A equipe de catering do Washington Hilton estava prestes a servir o prato principal – lagosta nobre Chateaubriand e Maine – quando quatro tiros altos e rápidos foram ouvidos.
Com Donald Trump a fazer a sua primeira aparição como presidente, o Jantar dos Correspondentes na Casa Branca deste ano parecia ser uma mistura invulgar de comédia e controvérsia; em vez disso, tornou-se um momento surreal e desorientador, enquanto as autoridades investigavam um homem armado suspeito de tentar invadir um posto de segurança.
Sentado a uma mesa perto das portas de entrada principal do cavernoso salão de baile, a princípio pensei que o barulho ouvido por volta das 20h35 horário do leste dos EUA era o de um gigantesco choque de pratos. Mas dentro de um ou dois segundos alguém pôde ser ouvido gritando: “Abaixe-se!”
A maioria perto de nós chegou ao chão, e meu ponto de vista foi ver cadeiras viradas, alguns participantes chorando de medo e agentes do Serviço Secreto entrando correndo na sala. Por alguns momentos, pensei que os agentes estavam procurando um atirador em massa ativo, mas ainda assim eu conseguia ouvir o barulho das conversas em outras partes da sala. E então, ao longo de cerca de dez segundos, esse barulho deu lugar a um silêncio tenso, quebrado pelos gritos dos agentes e por um grito de “EUA. EUA”.
Em cerca de dois minutos, os participantes começaram a se levantar novamente e foi então que as câmeras apareceram. Aqueles ao meu redor estavam atordoados. Alguns ainda choravam, sem saber o que aconteceu. Com uma visão completa do estrado, vi que estava vazio.
Quando me aproximei do palco, alguns correspondentes estavam gravando vídeos ou transmitindo ao vivo. Jonathan Karl, da ABC News, estava no palco gravando uma vertical. Os funcionários da CNN estavam reunidos com o CEO Mark Thompson. “Homem louco”, disse o presidente da FCC, Brendan Carr.
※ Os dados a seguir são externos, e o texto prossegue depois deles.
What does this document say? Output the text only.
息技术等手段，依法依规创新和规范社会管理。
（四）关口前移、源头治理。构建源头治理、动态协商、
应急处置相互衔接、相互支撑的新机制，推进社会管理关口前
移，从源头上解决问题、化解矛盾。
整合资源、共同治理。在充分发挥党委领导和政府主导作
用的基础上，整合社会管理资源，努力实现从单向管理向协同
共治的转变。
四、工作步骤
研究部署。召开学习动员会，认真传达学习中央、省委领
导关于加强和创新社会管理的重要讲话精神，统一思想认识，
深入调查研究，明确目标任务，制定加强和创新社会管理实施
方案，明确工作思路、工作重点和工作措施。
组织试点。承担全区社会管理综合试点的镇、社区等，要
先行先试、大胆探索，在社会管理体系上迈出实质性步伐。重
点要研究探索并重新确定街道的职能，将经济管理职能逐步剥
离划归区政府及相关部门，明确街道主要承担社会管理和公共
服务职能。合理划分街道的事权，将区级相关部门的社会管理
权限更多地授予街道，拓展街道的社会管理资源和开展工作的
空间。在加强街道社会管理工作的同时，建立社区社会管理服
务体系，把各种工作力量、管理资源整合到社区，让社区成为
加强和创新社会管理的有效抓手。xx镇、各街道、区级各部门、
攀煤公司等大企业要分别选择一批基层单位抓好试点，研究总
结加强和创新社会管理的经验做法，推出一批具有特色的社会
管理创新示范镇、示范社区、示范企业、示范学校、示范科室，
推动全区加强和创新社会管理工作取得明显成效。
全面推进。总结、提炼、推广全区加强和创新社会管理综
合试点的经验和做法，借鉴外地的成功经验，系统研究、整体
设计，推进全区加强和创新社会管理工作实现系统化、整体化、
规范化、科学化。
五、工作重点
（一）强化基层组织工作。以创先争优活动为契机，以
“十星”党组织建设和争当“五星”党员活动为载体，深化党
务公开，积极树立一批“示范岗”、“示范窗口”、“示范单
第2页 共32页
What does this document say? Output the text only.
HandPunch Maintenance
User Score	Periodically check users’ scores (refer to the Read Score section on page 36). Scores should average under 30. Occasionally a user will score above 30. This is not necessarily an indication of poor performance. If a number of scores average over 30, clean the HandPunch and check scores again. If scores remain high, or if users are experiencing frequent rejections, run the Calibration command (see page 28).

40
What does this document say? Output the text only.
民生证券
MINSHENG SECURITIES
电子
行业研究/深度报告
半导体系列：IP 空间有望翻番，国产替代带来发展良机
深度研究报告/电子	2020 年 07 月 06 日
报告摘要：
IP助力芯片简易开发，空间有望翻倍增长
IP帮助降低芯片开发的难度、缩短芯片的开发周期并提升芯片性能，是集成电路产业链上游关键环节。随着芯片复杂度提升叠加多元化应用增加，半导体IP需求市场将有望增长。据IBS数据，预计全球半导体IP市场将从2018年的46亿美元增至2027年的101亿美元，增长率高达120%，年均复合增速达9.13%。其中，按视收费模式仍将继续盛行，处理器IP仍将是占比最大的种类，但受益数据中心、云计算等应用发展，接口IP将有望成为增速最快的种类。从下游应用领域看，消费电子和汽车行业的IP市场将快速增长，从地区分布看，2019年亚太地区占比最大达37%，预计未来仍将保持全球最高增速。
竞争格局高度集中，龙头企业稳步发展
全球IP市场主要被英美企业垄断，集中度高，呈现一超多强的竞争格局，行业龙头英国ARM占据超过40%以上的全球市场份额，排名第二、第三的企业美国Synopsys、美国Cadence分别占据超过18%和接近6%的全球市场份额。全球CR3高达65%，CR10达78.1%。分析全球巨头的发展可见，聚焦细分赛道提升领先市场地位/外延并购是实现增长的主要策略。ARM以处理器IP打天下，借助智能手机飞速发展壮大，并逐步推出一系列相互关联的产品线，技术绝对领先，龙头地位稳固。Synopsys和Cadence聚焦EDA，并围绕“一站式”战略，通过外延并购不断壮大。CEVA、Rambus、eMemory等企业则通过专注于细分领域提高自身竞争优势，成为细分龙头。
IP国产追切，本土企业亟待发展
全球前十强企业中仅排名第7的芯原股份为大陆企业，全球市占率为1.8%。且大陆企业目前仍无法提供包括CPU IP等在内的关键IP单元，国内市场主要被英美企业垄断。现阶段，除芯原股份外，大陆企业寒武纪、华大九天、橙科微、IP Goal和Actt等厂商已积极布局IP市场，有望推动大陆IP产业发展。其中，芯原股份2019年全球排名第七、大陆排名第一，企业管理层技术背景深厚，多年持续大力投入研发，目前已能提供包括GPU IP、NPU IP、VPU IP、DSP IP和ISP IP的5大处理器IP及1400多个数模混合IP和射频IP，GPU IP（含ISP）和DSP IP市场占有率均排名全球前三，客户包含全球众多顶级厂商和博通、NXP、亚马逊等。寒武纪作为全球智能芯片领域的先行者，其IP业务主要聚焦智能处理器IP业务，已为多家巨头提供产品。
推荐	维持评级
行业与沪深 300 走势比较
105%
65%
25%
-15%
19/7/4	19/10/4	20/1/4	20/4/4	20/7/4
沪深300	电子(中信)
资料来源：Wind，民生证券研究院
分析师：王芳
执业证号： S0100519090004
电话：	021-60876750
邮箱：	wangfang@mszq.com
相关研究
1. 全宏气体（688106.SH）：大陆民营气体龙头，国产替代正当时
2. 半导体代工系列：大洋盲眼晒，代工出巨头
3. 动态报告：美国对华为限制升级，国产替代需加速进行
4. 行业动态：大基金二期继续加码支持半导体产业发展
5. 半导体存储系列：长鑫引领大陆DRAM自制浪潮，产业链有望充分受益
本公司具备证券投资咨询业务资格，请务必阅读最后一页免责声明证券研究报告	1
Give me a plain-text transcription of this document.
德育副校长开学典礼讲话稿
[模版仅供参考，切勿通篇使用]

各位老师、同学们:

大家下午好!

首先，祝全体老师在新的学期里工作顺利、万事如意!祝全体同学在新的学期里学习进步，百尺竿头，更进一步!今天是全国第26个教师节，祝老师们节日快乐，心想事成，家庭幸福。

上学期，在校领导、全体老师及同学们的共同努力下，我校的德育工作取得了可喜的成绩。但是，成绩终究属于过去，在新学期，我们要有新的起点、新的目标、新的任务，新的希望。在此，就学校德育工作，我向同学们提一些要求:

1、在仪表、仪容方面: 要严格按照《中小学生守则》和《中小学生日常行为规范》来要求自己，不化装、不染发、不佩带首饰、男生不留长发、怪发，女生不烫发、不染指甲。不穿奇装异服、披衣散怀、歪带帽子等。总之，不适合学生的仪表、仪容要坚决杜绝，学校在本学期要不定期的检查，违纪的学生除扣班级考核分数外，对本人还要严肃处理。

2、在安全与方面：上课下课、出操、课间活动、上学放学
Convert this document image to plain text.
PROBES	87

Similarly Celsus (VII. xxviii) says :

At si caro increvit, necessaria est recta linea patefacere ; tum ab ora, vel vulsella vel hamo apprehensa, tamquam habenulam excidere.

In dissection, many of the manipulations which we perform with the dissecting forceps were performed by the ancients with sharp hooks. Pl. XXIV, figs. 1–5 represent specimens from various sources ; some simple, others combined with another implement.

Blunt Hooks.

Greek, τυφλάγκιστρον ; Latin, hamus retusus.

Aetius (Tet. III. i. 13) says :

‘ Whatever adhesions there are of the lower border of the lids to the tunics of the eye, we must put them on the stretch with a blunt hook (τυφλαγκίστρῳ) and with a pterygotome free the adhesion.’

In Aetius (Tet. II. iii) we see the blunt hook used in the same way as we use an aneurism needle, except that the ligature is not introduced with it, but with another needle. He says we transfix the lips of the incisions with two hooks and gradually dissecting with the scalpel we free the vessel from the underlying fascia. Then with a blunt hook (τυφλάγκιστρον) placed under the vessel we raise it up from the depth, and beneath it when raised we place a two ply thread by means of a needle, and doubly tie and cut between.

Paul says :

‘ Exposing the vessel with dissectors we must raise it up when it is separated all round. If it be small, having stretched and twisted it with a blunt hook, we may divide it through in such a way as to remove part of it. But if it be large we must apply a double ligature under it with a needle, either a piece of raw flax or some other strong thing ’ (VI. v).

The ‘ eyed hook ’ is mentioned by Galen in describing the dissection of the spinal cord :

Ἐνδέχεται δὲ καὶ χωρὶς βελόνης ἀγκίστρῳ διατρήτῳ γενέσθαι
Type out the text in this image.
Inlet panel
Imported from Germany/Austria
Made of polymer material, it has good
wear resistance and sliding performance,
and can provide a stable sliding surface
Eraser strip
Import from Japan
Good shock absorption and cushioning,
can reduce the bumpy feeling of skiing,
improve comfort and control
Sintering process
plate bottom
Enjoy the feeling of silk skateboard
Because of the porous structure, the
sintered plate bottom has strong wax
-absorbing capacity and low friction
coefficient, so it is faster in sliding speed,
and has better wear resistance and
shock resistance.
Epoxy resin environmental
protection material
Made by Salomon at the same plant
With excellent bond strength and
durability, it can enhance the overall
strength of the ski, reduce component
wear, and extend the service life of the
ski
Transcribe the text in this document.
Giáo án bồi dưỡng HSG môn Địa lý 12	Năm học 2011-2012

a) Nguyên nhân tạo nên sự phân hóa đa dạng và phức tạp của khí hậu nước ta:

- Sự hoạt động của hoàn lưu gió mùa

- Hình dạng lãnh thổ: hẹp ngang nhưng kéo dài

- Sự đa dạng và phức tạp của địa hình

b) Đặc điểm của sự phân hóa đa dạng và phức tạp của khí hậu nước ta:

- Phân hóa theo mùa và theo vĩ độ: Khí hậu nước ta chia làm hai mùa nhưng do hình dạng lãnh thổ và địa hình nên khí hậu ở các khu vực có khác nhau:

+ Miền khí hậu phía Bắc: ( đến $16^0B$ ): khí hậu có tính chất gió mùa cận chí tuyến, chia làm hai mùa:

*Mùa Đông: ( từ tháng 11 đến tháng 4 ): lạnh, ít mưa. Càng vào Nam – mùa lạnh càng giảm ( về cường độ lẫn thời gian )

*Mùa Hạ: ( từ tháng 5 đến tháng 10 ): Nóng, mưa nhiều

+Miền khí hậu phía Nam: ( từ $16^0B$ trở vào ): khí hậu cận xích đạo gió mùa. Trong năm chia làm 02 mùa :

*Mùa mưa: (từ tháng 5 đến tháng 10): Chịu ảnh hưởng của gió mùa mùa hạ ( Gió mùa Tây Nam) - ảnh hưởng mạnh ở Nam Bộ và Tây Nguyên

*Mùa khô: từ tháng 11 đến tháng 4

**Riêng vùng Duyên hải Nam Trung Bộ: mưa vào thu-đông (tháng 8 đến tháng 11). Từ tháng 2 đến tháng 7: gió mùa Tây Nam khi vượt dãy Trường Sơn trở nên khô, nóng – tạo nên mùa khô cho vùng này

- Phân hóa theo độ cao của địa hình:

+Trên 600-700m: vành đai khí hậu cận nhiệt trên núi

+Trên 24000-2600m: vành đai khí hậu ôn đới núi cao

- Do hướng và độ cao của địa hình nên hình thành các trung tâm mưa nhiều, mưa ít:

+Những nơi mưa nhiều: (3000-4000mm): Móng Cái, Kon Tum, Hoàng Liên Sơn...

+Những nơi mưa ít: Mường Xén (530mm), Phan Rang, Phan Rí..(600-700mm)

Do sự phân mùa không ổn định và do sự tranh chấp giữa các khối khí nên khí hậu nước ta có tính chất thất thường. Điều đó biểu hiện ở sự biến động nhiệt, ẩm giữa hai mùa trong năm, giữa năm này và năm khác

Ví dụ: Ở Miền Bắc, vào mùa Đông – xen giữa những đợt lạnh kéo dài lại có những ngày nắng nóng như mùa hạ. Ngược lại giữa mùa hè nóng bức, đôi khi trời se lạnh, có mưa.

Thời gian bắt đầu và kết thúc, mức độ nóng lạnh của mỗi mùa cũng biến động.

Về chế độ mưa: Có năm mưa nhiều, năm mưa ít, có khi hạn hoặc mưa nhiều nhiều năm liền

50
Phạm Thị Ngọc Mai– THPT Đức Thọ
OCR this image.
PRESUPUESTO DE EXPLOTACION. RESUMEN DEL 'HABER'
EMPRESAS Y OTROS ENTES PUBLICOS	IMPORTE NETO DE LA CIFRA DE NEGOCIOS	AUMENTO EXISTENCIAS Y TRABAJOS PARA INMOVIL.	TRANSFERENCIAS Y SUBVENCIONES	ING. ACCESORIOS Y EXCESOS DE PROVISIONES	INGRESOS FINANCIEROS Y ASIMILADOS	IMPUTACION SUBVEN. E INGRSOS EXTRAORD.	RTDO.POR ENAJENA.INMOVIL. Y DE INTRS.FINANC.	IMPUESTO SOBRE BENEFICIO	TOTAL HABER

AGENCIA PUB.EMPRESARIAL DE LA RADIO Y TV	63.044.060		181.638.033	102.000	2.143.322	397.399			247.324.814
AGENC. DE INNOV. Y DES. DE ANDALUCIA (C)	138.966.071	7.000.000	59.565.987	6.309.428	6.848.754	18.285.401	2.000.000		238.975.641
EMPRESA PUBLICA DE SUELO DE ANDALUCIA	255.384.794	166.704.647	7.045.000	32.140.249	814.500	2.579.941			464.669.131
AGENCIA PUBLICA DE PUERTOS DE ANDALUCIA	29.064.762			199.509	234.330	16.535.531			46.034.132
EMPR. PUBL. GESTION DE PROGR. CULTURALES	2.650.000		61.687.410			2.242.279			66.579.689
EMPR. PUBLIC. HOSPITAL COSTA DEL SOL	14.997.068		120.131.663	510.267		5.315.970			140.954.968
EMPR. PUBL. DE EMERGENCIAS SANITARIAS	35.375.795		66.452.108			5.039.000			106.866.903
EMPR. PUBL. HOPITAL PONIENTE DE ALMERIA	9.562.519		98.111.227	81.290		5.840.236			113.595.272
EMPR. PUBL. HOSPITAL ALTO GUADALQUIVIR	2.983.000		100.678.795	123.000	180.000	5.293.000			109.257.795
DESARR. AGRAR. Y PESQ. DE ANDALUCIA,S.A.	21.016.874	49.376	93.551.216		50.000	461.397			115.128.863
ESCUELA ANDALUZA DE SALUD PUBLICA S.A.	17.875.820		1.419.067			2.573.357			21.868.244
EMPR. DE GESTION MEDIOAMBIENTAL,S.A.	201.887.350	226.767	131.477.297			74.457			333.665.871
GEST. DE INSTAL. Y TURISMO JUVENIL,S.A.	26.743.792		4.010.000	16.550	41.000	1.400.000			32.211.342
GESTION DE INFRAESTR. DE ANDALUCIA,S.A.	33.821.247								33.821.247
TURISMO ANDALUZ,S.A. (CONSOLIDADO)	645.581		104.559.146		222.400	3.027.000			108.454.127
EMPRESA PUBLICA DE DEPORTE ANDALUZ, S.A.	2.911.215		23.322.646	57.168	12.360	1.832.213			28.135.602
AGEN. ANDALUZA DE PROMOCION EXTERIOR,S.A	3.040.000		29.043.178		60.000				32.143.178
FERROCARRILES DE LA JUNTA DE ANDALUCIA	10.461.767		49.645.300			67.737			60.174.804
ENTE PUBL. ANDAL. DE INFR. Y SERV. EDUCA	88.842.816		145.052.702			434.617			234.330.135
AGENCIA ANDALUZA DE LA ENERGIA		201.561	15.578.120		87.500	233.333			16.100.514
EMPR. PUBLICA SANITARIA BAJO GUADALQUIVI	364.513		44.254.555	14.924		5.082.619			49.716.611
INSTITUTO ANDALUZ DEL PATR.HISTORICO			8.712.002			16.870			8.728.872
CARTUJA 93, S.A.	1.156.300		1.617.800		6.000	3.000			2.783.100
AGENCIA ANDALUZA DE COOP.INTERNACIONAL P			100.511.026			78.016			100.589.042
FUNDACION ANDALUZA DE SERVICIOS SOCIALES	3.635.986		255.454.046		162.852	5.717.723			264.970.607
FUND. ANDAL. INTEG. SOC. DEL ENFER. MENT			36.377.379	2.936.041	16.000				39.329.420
Na TV, o momento parecia surreal: o mar de participantes em vestidos de baile e smokings, amontoados sob as mesas, também no silêncio tenso, exceto pelos gritos dos agentes do Serviço Secreto, expulsando o presidente e depois os membros do gabinete da sala.
Alguns participantes ficaram atordoados, mas a maioria dos jornalistas parecia estar relatando a história, o que não era uma tarefa fácil em um espaço subterrâneo famoso por seu Wi-Fi e serviço de celular duvidosos.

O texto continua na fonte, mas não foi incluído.